Nationalist demonstrators hurled eggs and tomatoes at participants as they arrived at Istanbul's private Bilgi University to discuss claims that Ottoman Turks committed genocide against Armenians during and after World War One. Protesters waved Turkish flags and chanted slogans accusing the conference participants of betraying the nation.

But the mere fact that the conference had gone ahead prompted strong praise from local media. "Another taboo is destroyed. The conference began but the day of judgement did not come," said the Milliyet daily.

The liberal Radikal newspaper took a similar line. "Even the word 'genocide' was uttered at the conference, but the world is still turning and Turkey is still in its place," its front page headline said. "Free discussion, free protest," said Turkey's top-selling Hurriyet newspaper, noting that both conference participants and demonstrators were freely expressing their opinions.

In a message to the conference, Foreign Minister Abdullah Gul expressed Turkey's official view that many citizens of the Ottoman Empire suffered terribly during the war but that claims of an Armenian genocide were false and politically motivated. "The Turkish people are at peace with themselves and with their history," Gul said.

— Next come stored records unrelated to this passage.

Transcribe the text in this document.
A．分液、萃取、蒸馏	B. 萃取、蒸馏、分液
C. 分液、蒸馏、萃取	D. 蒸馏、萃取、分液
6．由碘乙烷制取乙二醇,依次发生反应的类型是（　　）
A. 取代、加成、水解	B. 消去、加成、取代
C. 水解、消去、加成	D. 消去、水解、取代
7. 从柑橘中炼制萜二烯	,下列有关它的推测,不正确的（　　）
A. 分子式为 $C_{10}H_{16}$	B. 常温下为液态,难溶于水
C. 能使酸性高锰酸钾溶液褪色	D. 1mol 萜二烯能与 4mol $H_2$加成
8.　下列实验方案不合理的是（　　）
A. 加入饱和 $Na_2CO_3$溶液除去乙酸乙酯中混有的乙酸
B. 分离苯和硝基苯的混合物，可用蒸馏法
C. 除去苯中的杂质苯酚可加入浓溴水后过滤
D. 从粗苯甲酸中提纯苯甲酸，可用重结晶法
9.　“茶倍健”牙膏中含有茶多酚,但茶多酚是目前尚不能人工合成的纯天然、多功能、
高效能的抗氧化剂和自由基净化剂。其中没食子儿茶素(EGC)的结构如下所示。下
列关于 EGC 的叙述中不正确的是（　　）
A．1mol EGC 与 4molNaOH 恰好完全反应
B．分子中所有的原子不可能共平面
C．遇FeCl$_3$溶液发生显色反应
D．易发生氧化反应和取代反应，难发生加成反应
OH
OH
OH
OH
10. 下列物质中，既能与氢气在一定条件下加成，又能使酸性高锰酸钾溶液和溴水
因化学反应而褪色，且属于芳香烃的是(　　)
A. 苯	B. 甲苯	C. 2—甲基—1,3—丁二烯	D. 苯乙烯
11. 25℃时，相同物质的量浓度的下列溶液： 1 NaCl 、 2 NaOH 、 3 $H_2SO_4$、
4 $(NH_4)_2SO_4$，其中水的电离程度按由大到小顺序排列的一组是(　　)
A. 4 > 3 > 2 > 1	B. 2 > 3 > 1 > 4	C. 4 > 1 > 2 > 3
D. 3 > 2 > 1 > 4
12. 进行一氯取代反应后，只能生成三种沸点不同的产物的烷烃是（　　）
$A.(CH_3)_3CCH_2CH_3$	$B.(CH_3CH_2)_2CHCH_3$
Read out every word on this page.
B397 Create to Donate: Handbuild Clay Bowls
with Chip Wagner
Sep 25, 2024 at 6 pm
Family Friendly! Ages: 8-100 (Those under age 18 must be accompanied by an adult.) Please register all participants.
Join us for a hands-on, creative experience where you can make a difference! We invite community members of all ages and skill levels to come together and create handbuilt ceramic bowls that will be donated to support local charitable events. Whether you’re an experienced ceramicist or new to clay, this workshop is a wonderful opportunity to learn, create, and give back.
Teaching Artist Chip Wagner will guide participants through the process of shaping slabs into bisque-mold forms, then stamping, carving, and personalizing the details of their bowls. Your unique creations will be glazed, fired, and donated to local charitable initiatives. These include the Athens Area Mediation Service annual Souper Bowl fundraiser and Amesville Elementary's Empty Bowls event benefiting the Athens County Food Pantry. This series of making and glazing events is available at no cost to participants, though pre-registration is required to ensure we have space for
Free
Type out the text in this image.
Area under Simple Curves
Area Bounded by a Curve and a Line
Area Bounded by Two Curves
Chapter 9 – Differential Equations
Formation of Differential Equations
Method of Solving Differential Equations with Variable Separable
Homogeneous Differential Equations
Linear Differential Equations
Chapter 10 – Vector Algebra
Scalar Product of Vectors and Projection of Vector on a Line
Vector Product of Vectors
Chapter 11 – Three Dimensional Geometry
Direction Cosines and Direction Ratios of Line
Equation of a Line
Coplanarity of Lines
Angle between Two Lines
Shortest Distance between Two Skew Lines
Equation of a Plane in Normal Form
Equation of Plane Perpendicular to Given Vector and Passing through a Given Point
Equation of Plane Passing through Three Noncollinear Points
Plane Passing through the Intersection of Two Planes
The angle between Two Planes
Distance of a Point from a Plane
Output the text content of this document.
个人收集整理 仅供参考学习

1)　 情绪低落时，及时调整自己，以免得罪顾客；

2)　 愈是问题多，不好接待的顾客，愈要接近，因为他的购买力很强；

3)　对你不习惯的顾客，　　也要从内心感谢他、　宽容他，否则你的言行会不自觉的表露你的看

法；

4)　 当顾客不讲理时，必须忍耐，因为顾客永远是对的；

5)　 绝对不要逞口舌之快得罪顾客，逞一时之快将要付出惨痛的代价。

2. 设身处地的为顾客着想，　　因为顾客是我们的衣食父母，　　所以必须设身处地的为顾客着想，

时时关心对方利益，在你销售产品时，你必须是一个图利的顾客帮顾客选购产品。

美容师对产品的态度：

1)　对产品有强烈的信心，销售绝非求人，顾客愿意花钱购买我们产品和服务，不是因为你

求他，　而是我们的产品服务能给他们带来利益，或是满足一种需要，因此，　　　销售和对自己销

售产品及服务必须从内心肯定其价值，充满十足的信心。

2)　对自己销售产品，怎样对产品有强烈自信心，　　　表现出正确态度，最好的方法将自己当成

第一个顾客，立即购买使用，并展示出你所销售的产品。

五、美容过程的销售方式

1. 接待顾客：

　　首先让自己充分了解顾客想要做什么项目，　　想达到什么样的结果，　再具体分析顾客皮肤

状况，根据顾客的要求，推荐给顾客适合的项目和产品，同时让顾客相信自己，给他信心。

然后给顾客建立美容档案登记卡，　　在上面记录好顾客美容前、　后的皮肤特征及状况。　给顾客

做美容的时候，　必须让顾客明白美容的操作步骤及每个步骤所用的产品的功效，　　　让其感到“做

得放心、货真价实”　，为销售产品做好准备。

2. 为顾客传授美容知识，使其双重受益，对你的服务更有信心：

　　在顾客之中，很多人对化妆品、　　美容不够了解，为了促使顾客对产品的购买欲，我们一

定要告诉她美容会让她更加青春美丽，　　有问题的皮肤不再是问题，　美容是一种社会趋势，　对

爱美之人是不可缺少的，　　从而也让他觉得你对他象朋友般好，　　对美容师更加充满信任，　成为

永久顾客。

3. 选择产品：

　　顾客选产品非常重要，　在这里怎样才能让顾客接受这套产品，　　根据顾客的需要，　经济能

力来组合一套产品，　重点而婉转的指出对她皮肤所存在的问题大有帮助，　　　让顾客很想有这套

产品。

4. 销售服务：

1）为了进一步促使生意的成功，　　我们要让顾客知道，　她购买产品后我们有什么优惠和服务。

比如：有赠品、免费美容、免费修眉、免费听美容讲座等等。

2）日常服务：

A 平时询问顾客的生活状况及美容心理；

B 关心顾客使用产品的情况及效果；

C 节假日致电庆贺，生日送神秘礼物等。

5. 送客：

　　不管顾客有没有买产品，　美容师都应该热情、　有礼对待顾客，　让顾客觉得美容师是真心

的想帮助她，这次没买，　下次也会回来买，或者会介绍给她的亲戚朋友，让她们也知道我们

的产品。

Deniz Baykal, leader of Turkey's main opposition Republican People's Party, said on Sunday he thought the conference was too one-sided in its approach to the Armenian issue, but he defended the right of academics to debate freely.

The conference had originally been scheduled for May but was cancelled after a government minister accused those backing Armenian genocide claims of “stabbing Turkey in the back.” After a storm of criticism from the EU and elsewhere, the government agreed to let the conference go ahead, but a last-minute court order prevented it from opening on Friday, to Prime Minister Tayyip Erdogan's acute embarrassment.

The organisers then circumvented the court ban by moving the two-day conference to a third venue, Bilgi University. It opened on Saturday to noisy nationalist protests. Despite a flurry of EU-inspired liberal reforms in recent years, promoting certain interpretations of Turkish history can still be deemed a criminal offence under the revised penal code.